Esse processo complexo e multifacético resulta da atividade prática do homem, que leva “sua consciência à repetição das diferentes figuras lógicas, milhares de milhões de vezes, a fim de que estas figuras possam obter o significado de axiomas”. O comentário de Lênin é significativo: “Notável: Hegel chega á ‘ideia’ como a coincidência entre o conceito e o objeto, como a verdade, através da atividade prática do homem, dirigida a um fim. Um enfoque muito próximo da opinião de que com sua prática o homem demonstra a correção objetiva de suas ideias, conceitos, conhecimento, ciência”.
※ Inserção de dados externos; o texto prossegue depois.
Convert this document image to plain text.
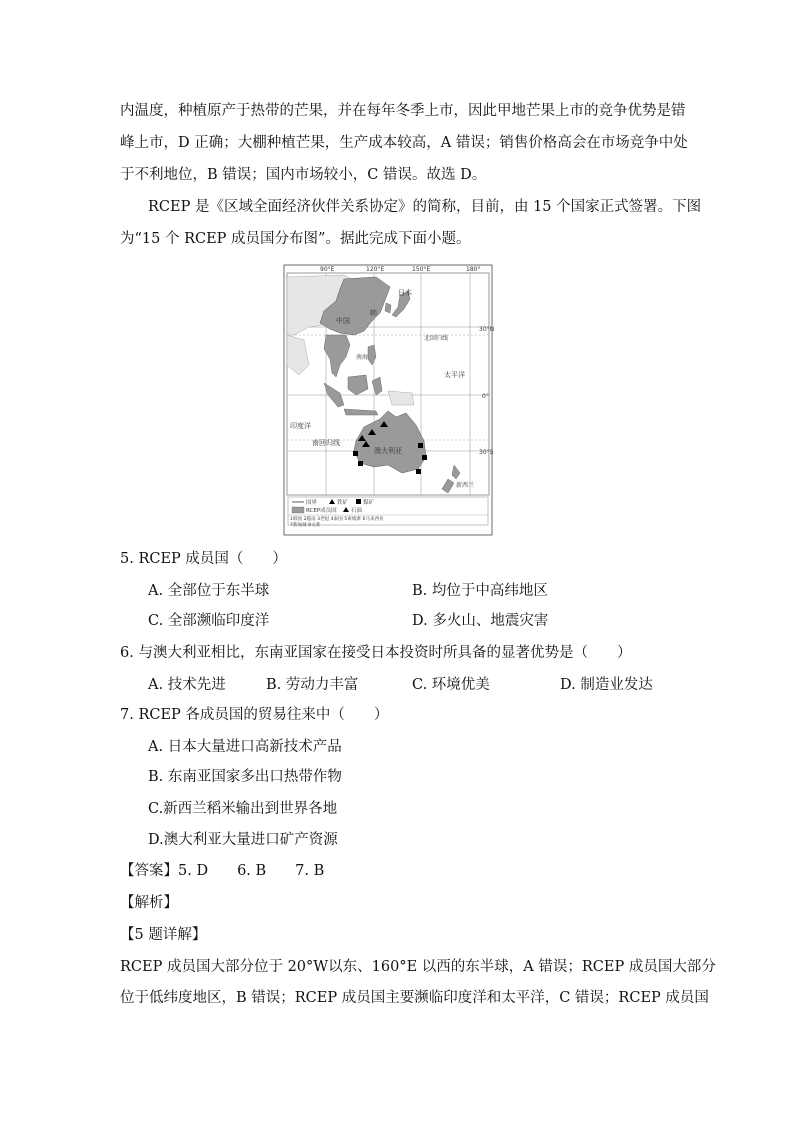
内温度，种植原产于热带的芒果，并在每年冬季上市，因此甲地芒果上市的竞争优势是错
峰上市，D 正确；大棚种植芒果，生产成本较高，A 错误；销售价格高会在市场竞争中处
于不利地位，B 错误；国内市场较小，C 错误。故选 D。
RCEP 是《区域全面经济伙伴关系协定》的简称，目前，由 15 个国家正式签署。下图
为“15 个 RCEP 成员国分布图”。据此完成下面小题。
90°E	120°E	150°E	180°
30°N
0°
30°S
中国
日本
韩
北回归线
太平洋
印度洋
南回归线
澳大利亚
新西兰
南海
国界	铁矿	煤矿
RCEP成员国	石油
1韩国 2越南 3老挝 4泰国 5柬埔寨 6马来西亚
7新加坡 8文莱
5. RCEP 成员国（　　）
A. 全部位于东半球	B. 均位于中高纬地区
C. 全部濒临印度洋	D. 多火山、地震灾害
6. 与澳大利亚相比，东南亚国家在接受日本投资时所具备的显著优势是（　　）
A. 技术先进	B. 劳动力丰富	C. 环境优美	D. 制造业发达
7. RCEP 各成员国的贸易往来中（　　）
A. 日本大量进口高新技术产品
B. 东南亚国家多出口热带作物
C.新西兰稻米输出到世界各地
D.澳大利亚大量进口矿产资源
【答案】5. D　　6. B　　7. B
【解析】
【5 题详解】
RCEP 成员国大部分位于 20°W以东、160°E 以西的东半球，A 错误；RCEP 成员国大部分
位于低纬度地区，B 错误；RCEP 成员国主要濒临印度洋和太平洋，C 错误；RCEP 成员国
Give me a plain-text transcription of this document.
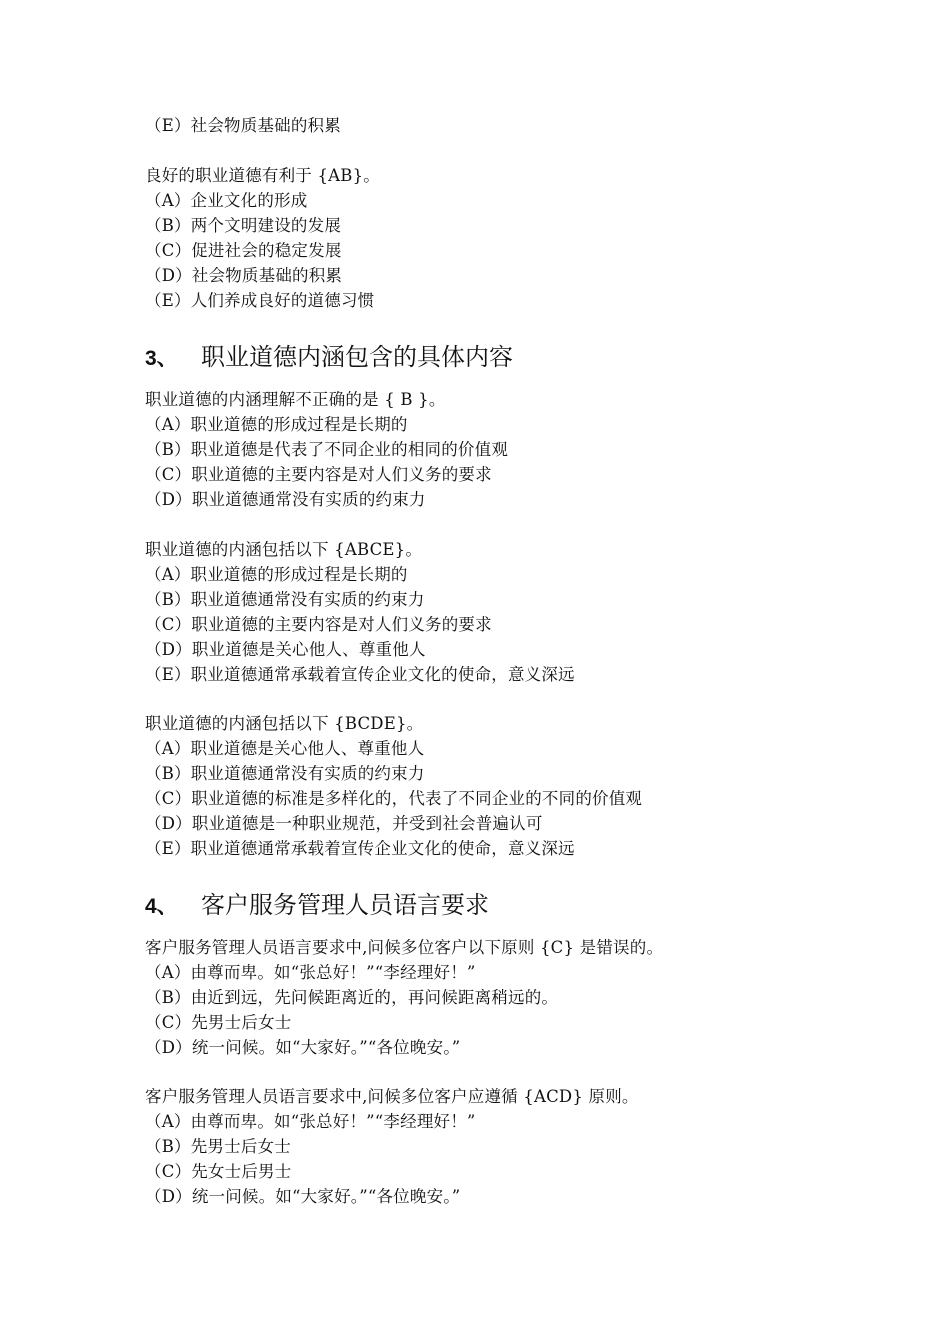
（E）社会物质基础的积累
良好的职业道德有利于 {AB}。
（A）企业文化的形成
（B）两个文明建设的发展
（C）促进社会的稳定发展
（D）社会物质基础的积累
（E）人们养成良好的道德习惯
3、 职业道德内涵包含的具体内容
职业道德的内涵理解不正确的是 { B }。
（A）职业道德的形成过程是长期的
（B）职业道德是代表了不同企业的相同的价值观
（C）职业道德的主要内容是对人们义务的要求
（D）职业道德通常没有实质的约束力
职业道德的内涵包括以下 {ABCE}。
（A）职业道德的形成过程是长期的
（B）职业道德通常没有实质的约束力
（C）职业道德的主要内容是对人们义务的要求
（D）职业道德是关心他人、尊重他人
（E）职业道德通常承载着宣传企业文化的使命，意义深远
职业道德的内涵包括以下 {BCDE}。
（A）职业道德是关心他人、尊重他人
（B）职业道德通常没有实质的约束力
（C）职业道德的标准是多样化的，代表了不同企业的不同的价值观
（D）职业道德是一种职业规范，并受到社会普遍认可
（E）职业道德通常承载着宣传企业文化的使命，意义深远
4、 客户服务管理人员语言要求
客户服务管理人员语言要求中,问候多位客户以下原则 {C} 是错误的。
（A）由尊而卑。如“张总好！”“李经理好！”
（B）由近到远，先问候距离近的，再问候距离稍远的。
（C）先男士后女士
（D）统一问候。如“大家好。”“各位晚安。”
客户服务管理人员语言要求中,问候多位客户应遵循 {ACD} 原则。
（A）由尊而卑。如“张总好！”“李经理好！”
（B）先男士后女士
（C）先女士后男士
（D）统一问候。如“大家好。”“各位晚安。”
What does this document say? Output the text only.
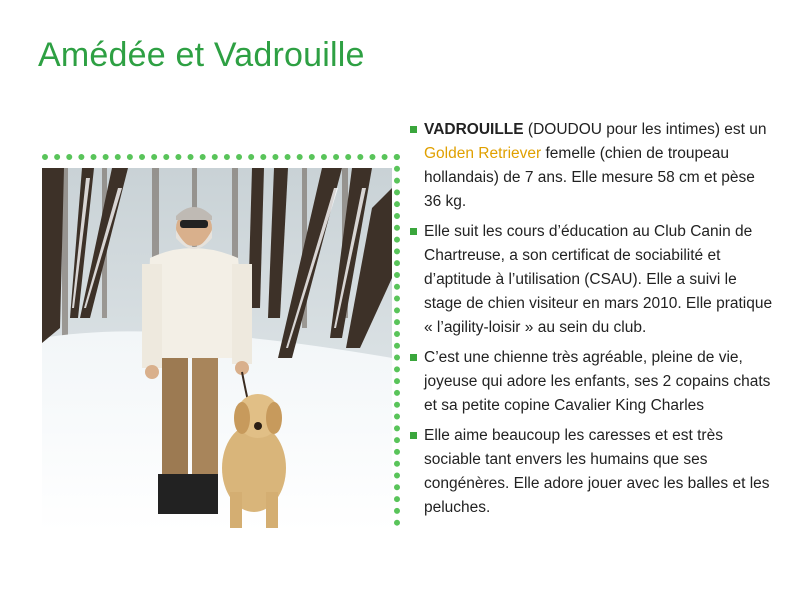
Amédée et Vadrouille

VADROUILLE (DOUDOU pour les intimes) est un Golden Retriever femelle (chien de troupeau hollandais) de 7 ans. Elle mesure 58 cm et pèse 36 kg.

Elle suit les cours d’éducation au Club Canin de Chartreuse, a son certificat de sociabilité et d’aptitude à l’utilisation (CSAU). Elle a suivi le stage de chien visiteur en mars 2010. Elle pratique « l’agility-loisir » au sein du club.

C’est une chienne très agréable, pleine de vie, joyeuse qui adore les enfants, ses 2 copains chats et sa petite copine Cavalier King Charles

Elle aime beaucoup les caresses et est très sociable tant envers les humains que ses congénères. Elle adore jouer avec les balles et les peluches.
É uma interação complexa que envolve o homem e seu cérebro, onde o mundo objetivo é reproduzido na forma de construtos cerebrais, como dizia Marx, filtrados pelo conjunto de categorias em que o conhecimento humano se traduz e se desenvolve, ao longo do tempo, com aproximações sucessivas mas infinitas com o mundo real, objetivo. Uma tese que Camões já havia traduzido de forma poética, genialmente, uns duzentos e cinquenta anos antes de Hegel, quando registrou que, acidente do sujeito, a alma de sua amada conformou-se à sua, e “esta no pensamento como ideia”.
O soneto de Camões (1524-1580)
Transforma-se o amador na cousa amada
Por virtude do muito imaginar;
Não tenho, logo, mais que desejar,
Pois em mim tenho a parte desejada.
Se nela está minh’alma transformada,
Que mais deseja o corpo de alcançar?
Em si somente pode descansar,
Pois comigo tal alma está liada.
Mas esta linda e pura semideia,
Que, como um acidente em seu sujeito,
Asi co a alma minha se conforma,
Está no pensamento como ideia:
[e] o vivo e puro amor de que sou feito,
Como a matéria simples busca a forma.